DISCUSSION: The author shows uncertainty in the third paragraph. They say we can’t know what the Mexican American population believed, since we only have evidence about the leaders. See lines 51-60.
When you first read a passage, you should take careful note of an author’s opinions, including things such as uncertainty. Then, if and when a question refers to that belief, you’ll know where to look.
For a few answers, we may not know exactly what the author thinks. But that’s not what we’re looking for. We’re looking for something where the author literally expresses uncertainty.
- First, the short version. The author had a clear answer for the question in this answer choice: no, we can’t know the effect of the increase. Lines 57-58 say this directly. The question was asking for uncertainty, but on this question the author is very sure that we can’t know.
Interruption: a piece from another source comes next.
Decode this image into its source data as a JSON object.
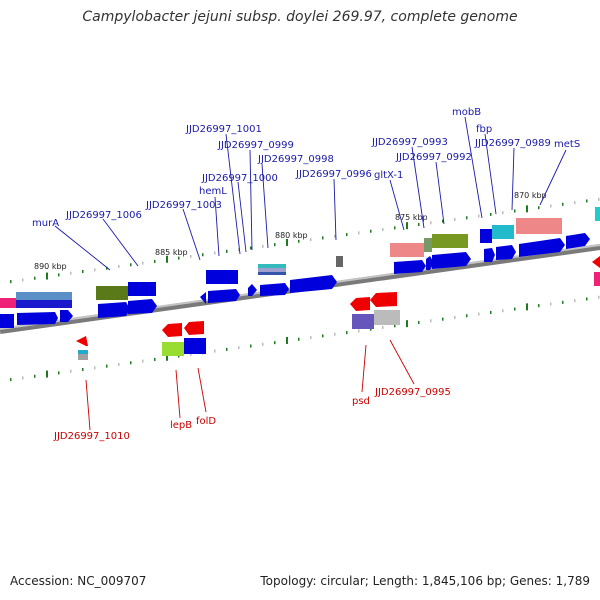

Proportion vs. Number: This answer makes a second, major error. This answer refers to the an increase in the number of Mexican Americans born in America. But the author only referred to the proportion, on line 41.
Number and proportion are two very different concepts. But they’re often confused, and the LSAT mercilessly exploits this confusion.
An example of a number is: 5 million Mexican Americans born in the USA. An example of a proportion is: 45% of Mexican Americans were born in the USA.
Proportion is more relevant in assessing the beliefs of a community, since it refers to the total percent of a community that may share certain beliefs. Number is not the right term.
In any case, this answer would still be wrong, even if it had said number, because the author had no uncertainty on this issue. See lines 57-58.
- The author doesn’t express uncertainty about the historians, who are mentioned on line 5. It’s true we don’t know the author’s precise opinion. But that’s not what this question asked. We’re looking for something where the author literally said: “I don’t know”.
- The author has an answer to this question: no, there wasn’t. See lines 30-36.
- CORRECT. See lines 51-60, especially 51-52: “it is not clear how far….”. On this issue, the author’s opinion is that we can’t know.
- The author did not say “it is unclear how the league and the Congress” interacted.